Wayne State researchers add photoacoustic imaging to improve EVLA treatment for venous diseases
A research team led by Mohammad Mehrmohammadi, Ph.D., assistant professor of biomedical engineering at Wayne State University, and Loay Kabbani, M.D., a vascular surgery specialist with Henry Ford Health System, is developing a technique to enhance endovenous laser ablation (EVLA) by incorporating photoacoustic imaging technology.
EVLA is a procedure used to reduce symptoms of venous reflux disease, an underlying cause of varicose veins, blood clots and other health issues. Laser energy is delivered to the target area through a catheter, creating an intense, localized heat that closes off the problem vein.

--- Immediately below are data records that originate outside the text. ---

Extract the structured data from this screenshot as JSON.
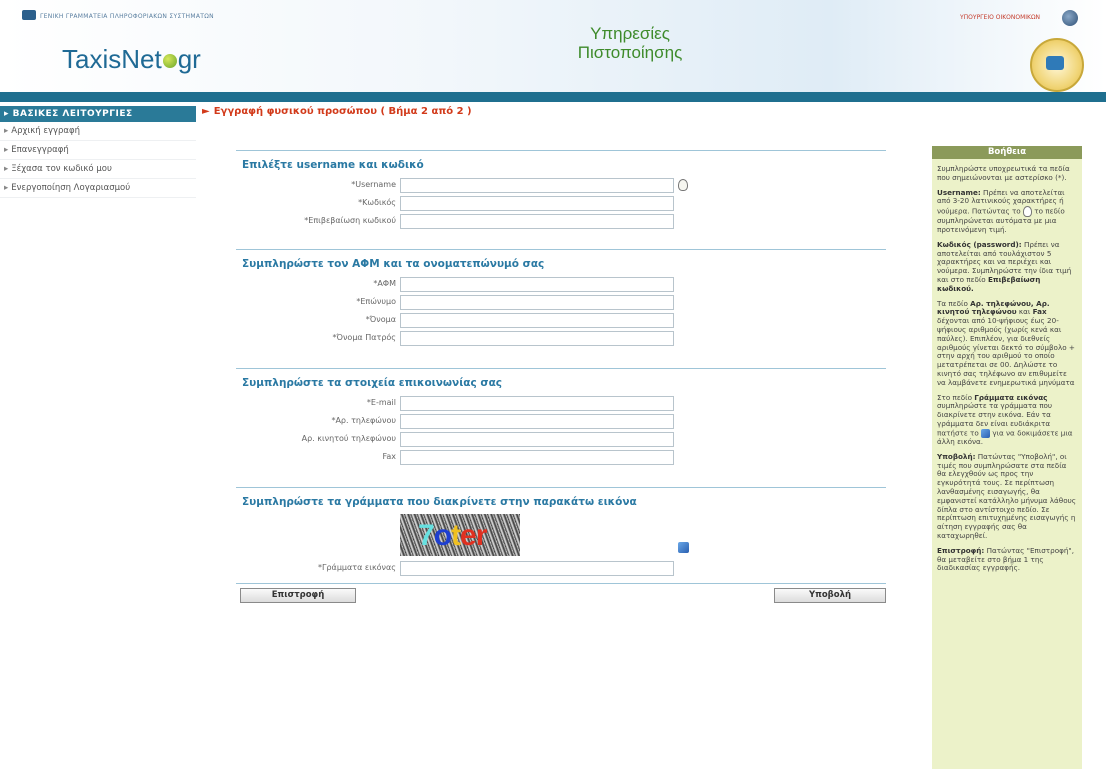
{
  "header": {
    "ministry_text": "ΓΕΝΙΚΗ ΓΡΑΜΜΑΤΕΙΑ ΠΛΗΡΟΦΟΡΙΑΚΩΝ ΣΥΣΤΗΜΑΤΩΝ",
    "logo_main": "TaxisNet",
    "logo_suffix": "gr",
    "title_line1": "Υπηρεσίες",
    "title_line2": "Πιστοποίησης",
    "top_right_link": "ΥΠΟΥΡΓΕΙΟ ΟΙΚΟΝΟΜΙΚΩΝ"
  },
  "sidebar": {
    "heading": "ΒΑΣΙΚΕΣ ΛΕΙΤΟΥΡΓΙΕΣ",
    "items": [
      {
        "label": "Αρχική εγγραφή"
      },
      {
        "label": "Επανεγγραφή"
      },
      {
        "label": "Ξέχασα τον κωδικό μου"
      },
      {
        "label": "Ενεργοποίηση Λογαριασμού"
      }
    ]
  },
  "page": {
    "heading": "Εγγραφή φυσικού προσώπου ( Βήμα 2 από 2 )"
  },
  "form": {
    "credentials": {
      "title": "Επιλέξτε username και κωδικό",
      "fields": [
        {
          "label": "*Username",
          "value": ""
        },
        {
          "label": "*Κωδικός",
          "value": ""
        },
        {
          "label": "*Επιβεβαίωση κωδικού",
          "value": ""
        }
      ]
    },
    "identity": {
      "title": "Συμπληρώστε τον ΑΦΜ και τα ονοματεπώνυμό σας",
      "fields": [
        {
          "label": "*ΑΦΜ",
          "value": ""
        },
        {
          "label": "*Επώνυμο",
          "value": ""
        },
        {
          "label": "*Όνομα",
          "value": ""
        },
        {
          "label": "*Όνομα Πατρός",
          "value": ""
        }
      ]
    },
    "contact": {
      "title": "Συμπληρώστε τα στοιχεία επικοινωνίας σας",
      "fields": [
        {
          "label": "*E-mail",
          "value": ""
        },
        {
          "label": "*Αρ. τηλεφώνου",
          "value": ""
        },
        {
          "label": "Αρ. κινητού τηλεφώνου",
          "value": ""
        },
        {
          "label": "Fax",
          "value": ""
        }
      ]
    },
    "captcha": {
      "title": "Συμπληρώστε τα γράμματα που διακρίνετε στην παρακάτω εικόνα",
      "image_chars": [
        "7",
        "o",
        "t",
        "e",
        "r"
      ],
      "field_label": "*Γράμματα εικόνας",
      "value": ""
    },
    "buttons": {
      "back": "Επιστροφή",
      "submit": "Υποβολή"
    }
  },
  "help": {
    "heading": "Βοήθεια",
    "p1": "Συμπληρώστε υποχρεωτικά τα πεδία που σημειώνονται με αστερίσκο (*).",
    "p2_bold": "Username:",
    "p2": "Πρέπει να αποτελείται από 3-20 λατινικούς χαρακτήρες ή νούμερα. Πατώντας το",
    "p2_tail": "το πεδίο συμπληρώνεται αυτόματα με μια προτεινόμενη τιμή.",
    "p3_bold": "Κωδικός (password):",
    "p3": "Πρέπει να αποτελείται από τουλάχιστον 5 χαρακτήρες και να περιέχει και νούμερα. Συμπληρώστε την ίδια τιμή και στο πεδίο",
    "p3_tail": "Επιβεβαίωση κωδικού.",
    "p4_a": "Τα πεδίο",
    "p4_b": "Αρ. τηλεφώνου, Αρ. κινητού τηλεφώνου",
    "p4_c": "και",
    "p4_d": "Fax",
    "p4_e": "δέχονται από 10-ψήφιους έως 20-ψήφιους αριθμούς (χωρίς κενά και παύλες). Επιπλέον, για διεθνείς αριθμούς γίνεται δεκτό το σύμβολο + στην αρχή του αριθμού το οποίο μετατρέπεται σε 00. Δηλώστε το κινητό σας τηλέφωνο αν επιθυμείτε να λαμβάνετε ενημερωτικά μηνύματα",
    "p5_a": "Στο πεδίο",
    "p5_b": "Γράμματα εικόνας",
    "p5_c": "συμπληρώστε τα γράμματα που διακρίνετε στην εικόνα. Εάν τα γράμματα δεν είναι ευδιάκριτα πατήστε το",
    "p5_d": "για να δοκιμάσετε μια άλλη εικόνα.",
    "p6_bold": "Υποβολή:",
    "p6": "Πατώντας \"Υποβολή\", οι τιμές που συμπληρώσατε στα πεδία θα ελεγχθούν ως προς την εγκυρότητά τους. Σε περίπτωση λανθασμένης εισαγωγής, θα εμφανιστεί κατάλληλο μήνυμα λάθους δίπλα στο αντίστοιχο πεδίο. Σε περίπτωση επιτυχημένης εισαγωγής η αίτηση εγγραφής σας θα καταχωρηθεί.",
    "p7_bold": "Επιστροφή:",
    "p7": "Πατώντας \"Επιστροφή\", θα μεταβείτε στο βήμα 1 της διαδικασίας εγγραφής."
  }
}
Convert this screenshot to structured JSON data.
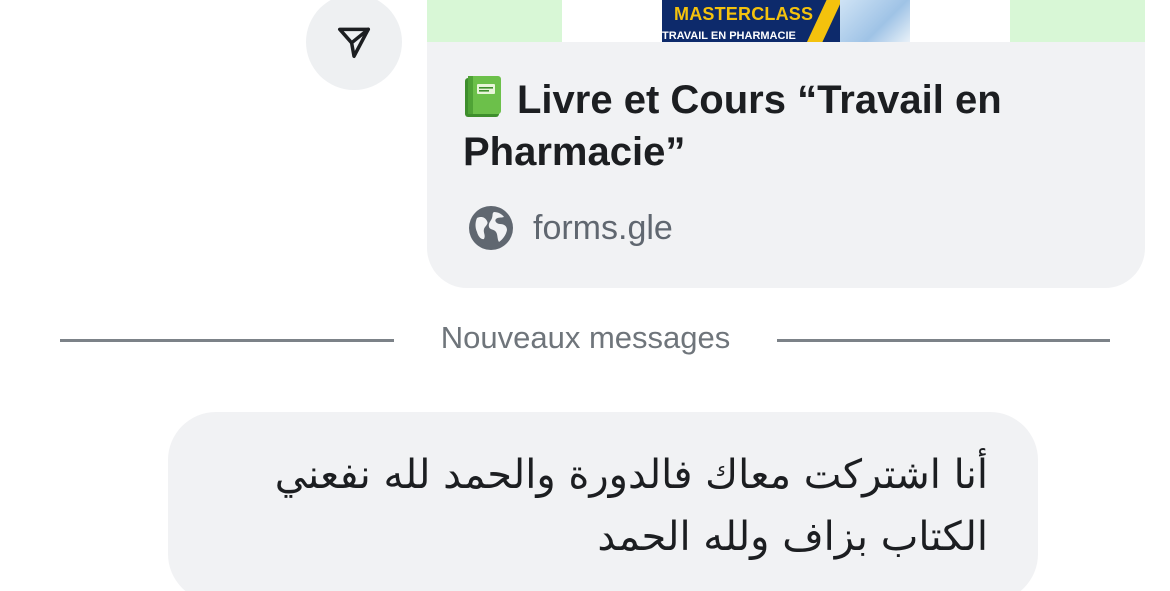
{
  "share_button": {
    "icon": "send-icon"
  },
  "link_card": {
    "thumbnail": {
      "poster_title": "MASTERCLASS",
      "poster_subtitle": "TRAVAIL EN PHARMACIE"
    },
    "title_icon": "green-book-icon",
    "title": "Livre et Cours “Travail en Pharmacie”",
    "domain_icon": "globe-icon",
    "domain": "forms.gle"
  },
  "divider": {
    "label": "Nouveaux messages"
  },
  "message": {
    "text": "أنا اشتركت معاك فالدورة والحمد لله نفعني الكتاب بزاف ولله الحمد"
  },
  "colors": {
    "bubble_bg": "#f1f2f4",
    "text": "#1c1e21",
    "secondary_text": "#606770",
    "thumbnail_green": "#d8f7d6",
    "poster_navy": "#0d2a6b",
    "poster_yellow": "#f4c20d"
  }
}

Mehrmohammadi and Kabbani's revised method combines the ablation procedure with photoacoustic imaging in order to track the catheter inside the body and monitor the temperature at the tip of the catheter. Doing so will optimize the accuracy of the procedure and allow for real-time temperature monitoring, which will reduce complications such as heat-induced thrombosis.
"We believe that the developed technology is very practical and easy to adopt since it can be easily integrated into current procedures with no need for a major change in existing EVLA equipment," said Mehrmohammadi. "With very minimal change, we can significantly enhance the quality of the EVLA procedure."
This technology, sponsored by the Henry Ford Innovation Center, received an Mi-Kickstart Award, which offers early-stage funding to biomedical researchers in the state of Michigan. The award is part of the MTRAC for Life Sciences Innovation Hub, a program aimed to enhance the commercial potential of research projects for Michigan-based institutions and nonprofits.